The function divides the FFT calculation recursively into smaller tasks until it reaches the fundamental case.
- Concurrent Fast Fourier Transform Function (parallelCooleyTukeyFFT):
The parallelCooleyTukeyFFT function is an implementation of the Cooley-Tukey FFT algorithm that has been parallelized with OpenMP directives.
It employs #pragma omp parallel to form a group of threads for concurrent processing.
The #pragma omp single nowait directive guarantees that the recursive Fast Fourier Transform (FFT) is carried out by a solitary thread without delay, allowing the remaining threads to proceed with their tasks.
The nowait clause enables threads to progress autonomously without being dependent on the completion of a single thread.
- Primary Function:
In the primary function, a demonstration vector (input) is given as an instance input.
The parallelCooleyTukeyFFT function is invoked to calculate the Fast Fourier Transform (FFT) concurrently with OpenMP.
- Sequence of Operations:
The process begins with importing essential libraries and declaring the data type for complex numbers.

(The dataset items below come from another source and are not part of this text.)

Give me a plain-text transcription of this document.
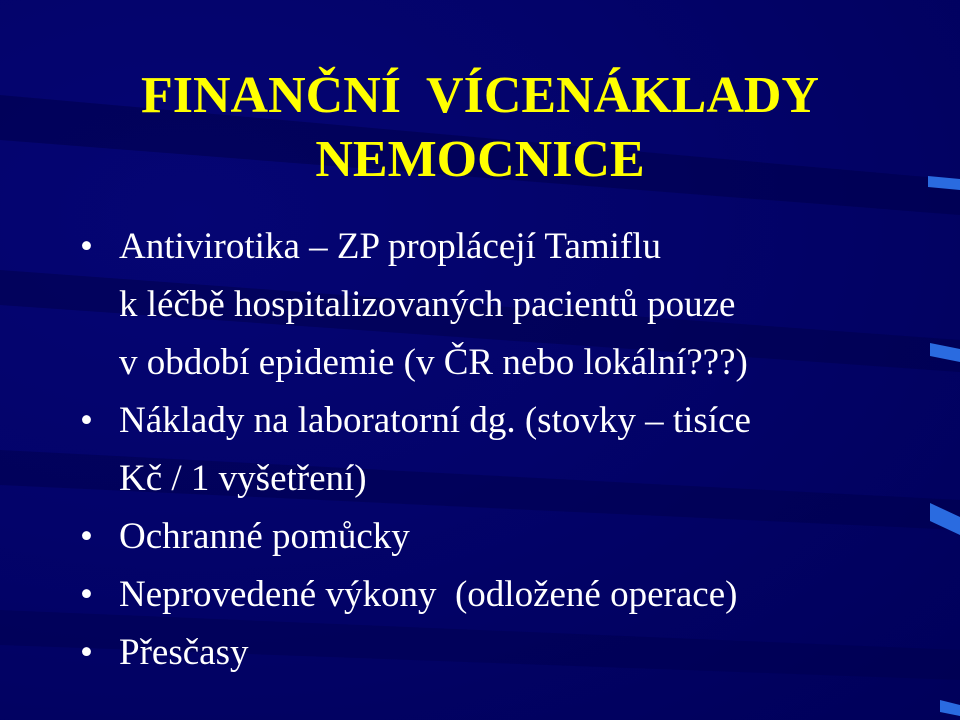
FINANČNÍ  VÍCENÁKLADY
NEMOCNICE

•

Antivirotika – ZP proplácejí Tamiflu

k léčbě hospitalizovaných pacientů pouze

v období epidemie (v ČR nebo lokální???)

•

Náklady na laboratorní dg. (stovky – tisíce

Kč / 1 vyšetření)

•

Ochranné pomůcky

•

Neprovedené výkony  (odložené operace)

•

Přesčasy
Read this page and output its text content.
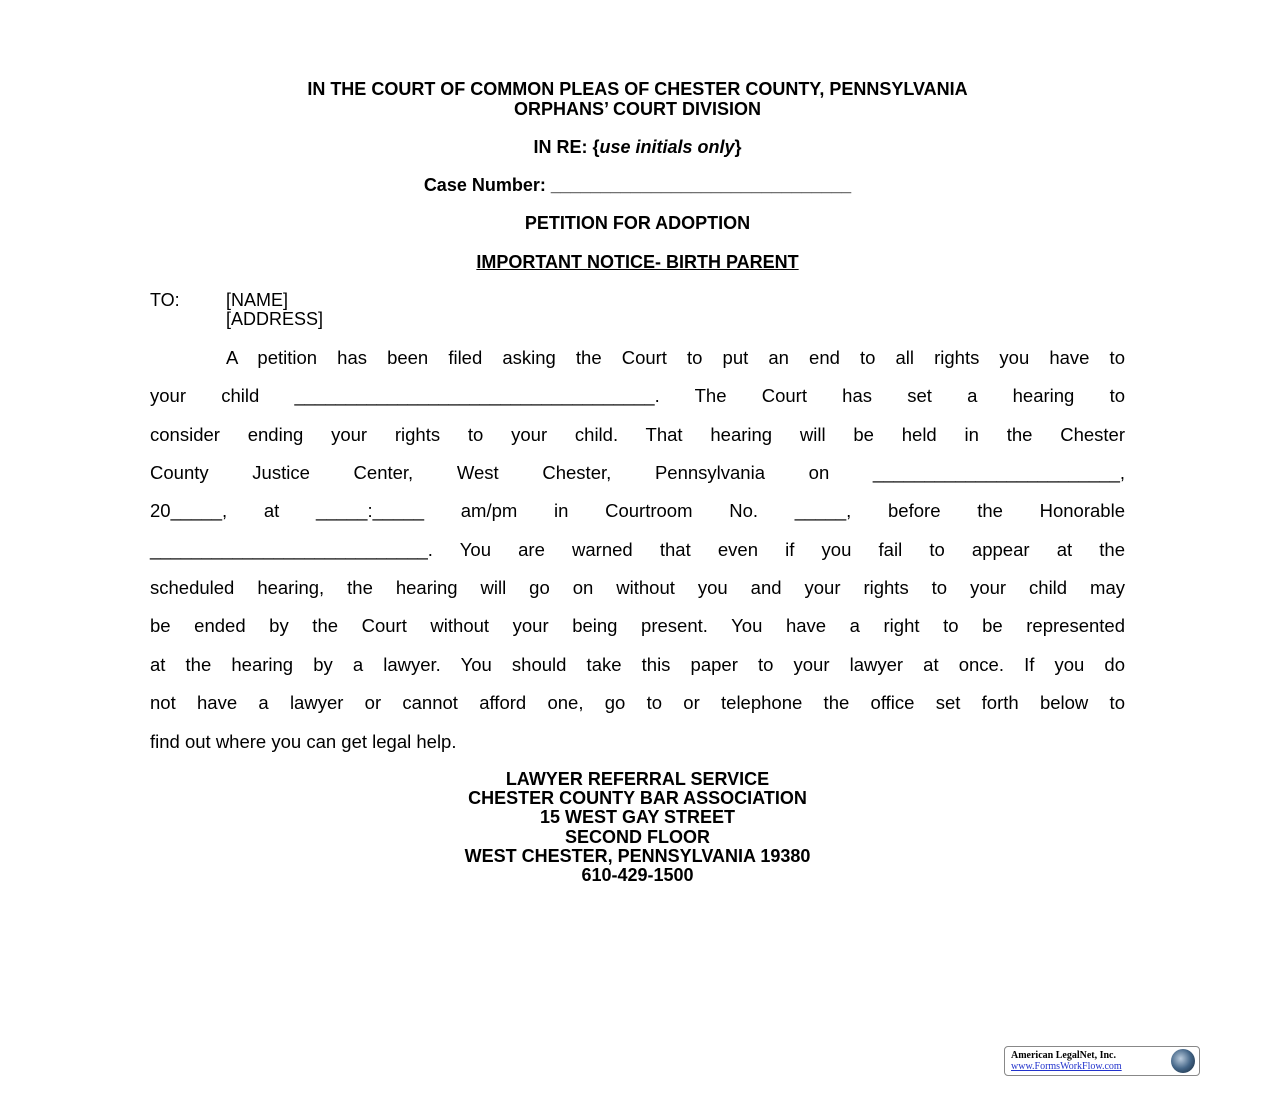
IN THE COURT OF COMMON PLEAS OF CHESTER COUNTY, PENNSYLVANIA
ORPHANS’ COURT DIVISION
IN RE: {use initials only}
Case Number: ______________________________
PETITION FOR ADOPTION
IMPORTANT NOTICE- BIRTH PARENT
TO:	[NAME]
[ADDRESS]
A petition has been filed asking the Court to put an end to all rights you have to
your child ___________________________________. The Court has set a hearing to
consider ending your rights to your child. That hearing will be held in the Chester
County Justice Center, West Chester, Pennsylvania on ________________________,
20_____, at _____:_____ am/pm in Courtroom No. _____, before the Honorable
___________________________. You are warned that even if you fail to appear at the
scheduled hearing, the hearing will go on without you and your rights to your child may
be ended by the Court without your being present. You have a right to be represented
at the hearing by a lawyer. You should take this paper to your lawyer at once. If you do
not have a lawyer or cannot afford one, go to or telephone the office set forth below to
find out where you can get legal help.
LAWYER REFERRAL SERVICE
CHESTER COUNTY BAR ASSOCIATION
15 WEST GAY STREET
SECOND FLOOR
WEST CHESTER, PENNSYLVANIA 19380
610-429-1500
American LegalNet, Inc.
www.FormsWorkFlow.com
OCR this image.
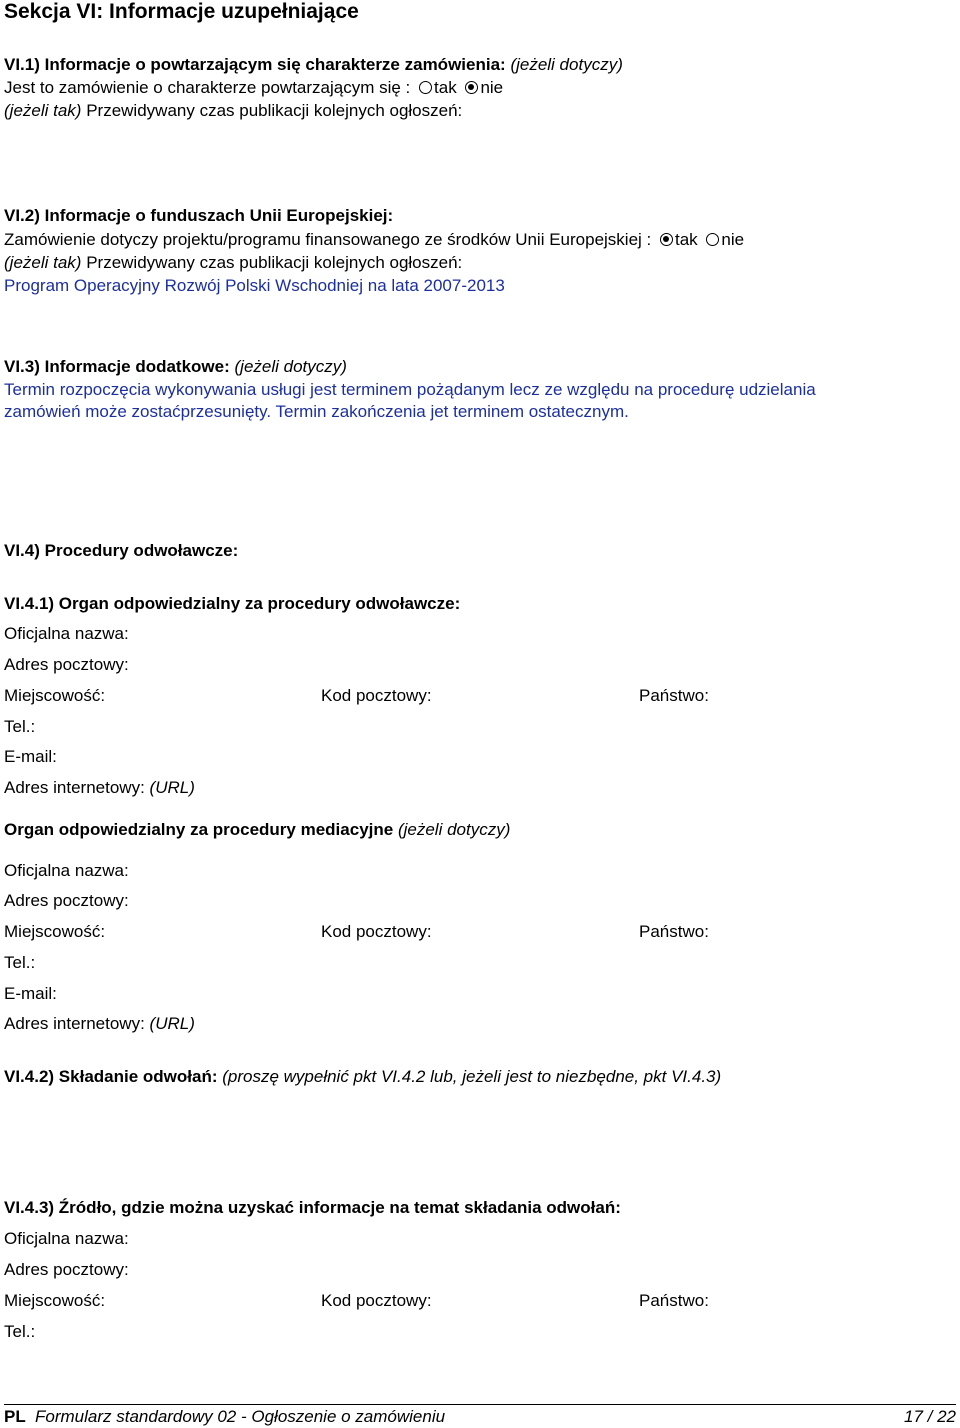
Sekcja VI: Informacje uzupełniające
VI.1) Informacje o powtarzającym się charakterze zamówienia: (jeżeli dotyczy)
Jest to zamówienie o charakterze powtarzającym się : tak nie
(jeżeli tak) Przewidywany czas publikacji kolejnych ogłoszeń:
VI.2) Informacje o funduszach Unii Europejskiej:
Zamówienie dotyczy projektu/programu finansowanego ze środków Unii Europejskiej : tak nie
(jeżeli tak) Przewidywany czas publikacji kolejnych ogłoszeń:
Program Operacyjny Rozwój Polski Wschodniej na lata 2007-2013
VI.3) Informacje dodatkowe: (jeżeli dotyczy)
Termin rozpoczęcia wykonywania usługi jest terminem pożądanym lecz ze względu na procedurę udzielania
zamówień może zostaćprzesunięty. Termin zakończenia jet terminem ostatecznym.
VI.4) Procedury odwoławcze:
VI.4.1) Organ odpowiedzialny za procedury odwoławcze:
Oficjalna nazwa:
Adres pocztowy:
Miejscowość:	Kod pocztowy:	Państwo:
Tel.:
E-mail:
Adres internetowy: (URL)
Organ odpowiedzialny za procedury mediacyjne (jeżeli dotyczy)
Oficjalna nazwa:
Adres pocztowy:
Miejscowość:	Kod pocztowy:	Państwo:
Tel.:
E-mail:
Adres internetowy: (URL)
VI.4.2) Składanie odwołań: (proszę wypełnić pkt VI.4.2 lub, jeżeli jest to niezbędne, pkt VI.4.3)
VI.4.3) Źródło, gdzie można uzyskać informacje na temat składania odwołań:
Oficjalna nazwa:
Adres pocztowy:
Miejscowość:	Kod pocztowy:	Państwo:
Tel.:
PL Formularz standardowy 02 - Ogłoszenie o zamówieniu	17 / 22
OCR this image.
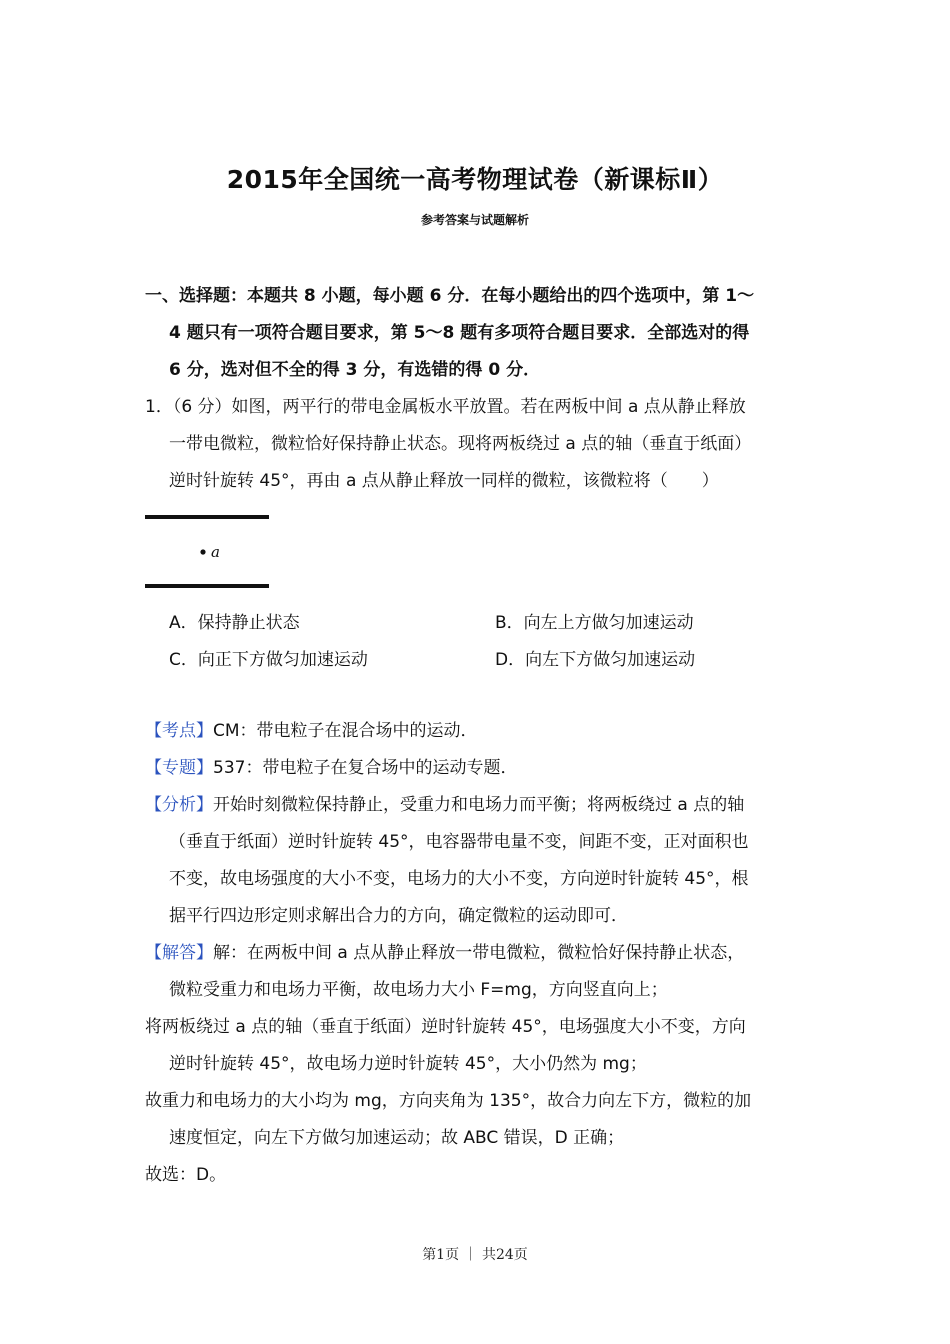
2015年全国统一高考物理试卷（新课标Ⅱ）
参考答案与试题解析
一、选择题：本题共 8 小题，每小题 6 分．在每小题给出的四个选项中，第 1～
4 题只有一项符合题目要求，第 5～8 题有多项符合题目要求．全部选对的得
6 分，选对但不全的得 3 分，有选错的得 0 分．
1．（6 分）如图，两平行的带电金属板水平放置。若在两板中间 a 点从静止释放
一带电微粒，微粒恰好保持静止状态。现将两板绕过 a 点的轴（垂直于纸面）
逆时针旋转 45°，再由 a 点从静止释放一同样的微粒，该微粒将（　　）
a
A．保持静止状态	B．向左上方做匀加速运动
C．向正下方做匀加速运动	D．向左下方做匀加速运动
【考点】CM：带电粒子在混合场中的运动．
【专题】537：带电粒子在复合场中的运动专题．
【分析】开始时刻微粒保持静止，受重力和电场力而平衡；将两板绕过 a 点的轴
（垂直于纸面）逆时针旋转 45°，电容器带电量不变，间距不变，正对面积也
不变，故电场强度的大小不变，电场力的大小不变，方向逆时针旋转 45°，根
据平行四边形定则求解出合力的方向，确定微粒的运动即可．
【解答】解：在两板中间 a 点从静止释放一带电微粒，微粒恰好保持静止状态，
微粒受重力和电场力平衡，故电场力大小 F=mg，方向竖直向上；
将两板绕过 a 点的轴（垂直于纸面）逆时针旋转 45°，电场强度大小不变，方向
逆时针旋转 45°，故电场力逆时针旋转 45°，大小仍然为 mg；
故重力和电场力的大小均为 mg，方向夹角为 135°，故合力向左下方，微粒的加
速度恒定，向左下方做匀加速运动；故 ABC 错误，D 正确；
故选：D。
第1页 ｜ 共24页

Within the primary function, a demonstration vector is employed, triggering the execution of the parallel Fast Fourier Transform (FFT) function.
The parallel FFT function leverages multiple threads to execute the FFT calculation simultaneously.
Complexity analysis:
Time Complexity:
Recursive FFT Function (fft):
The time complexity of the recursive Fast Fourier Transform (FFT) algorithm is O(n log n), where n represents the dimension of the input array. This complexity remains consistent with the unparallelized implementation.
The Fast Fourier Transform (FFT) algorithm consists of logarithmic(n) phases, with each phase requiring n/2 computations (known as butterfly computations).
Parallel FFT Function (parallelCooleyTukeyFFT):
The time complexity of the parallel Fast Fourier Transform (FFT) function remains O(n log n).
While parallelization can allocate tasks among various threads, the core time complexity of the FFT algorithm stays consistent.
Main Function:
The program's time complexity is O(n log n) primarily due to the concurrent Fast Fourier Transform (FFT) computation.
Space Complexity:
Recursive FFT Function (fft):
The space efficiency of the recursive Fast Fourier Transform (FFT) function amounts to O(log n) as a result of the recursion stack.
At every recursive level, new arrays (a0 and a1) are generated, which are subsequently recycled, leading to the dominance of the recursion stack in terms of space complexity.
Parallel FFT Function (parallelCooleyTukeyFFT):
The parallel Fast Fourier Transform function maintains an equivalent space complexity to the non-parallelized iteration.
Each thread functions on an individual segment of the input array, while they all access the common memory area, maintaining an O(log n) space complexity as a result of recursive operations.
Main Function:
The program's space complexity is O(log n) primarily because of the recursion stack utilized in the FFT function.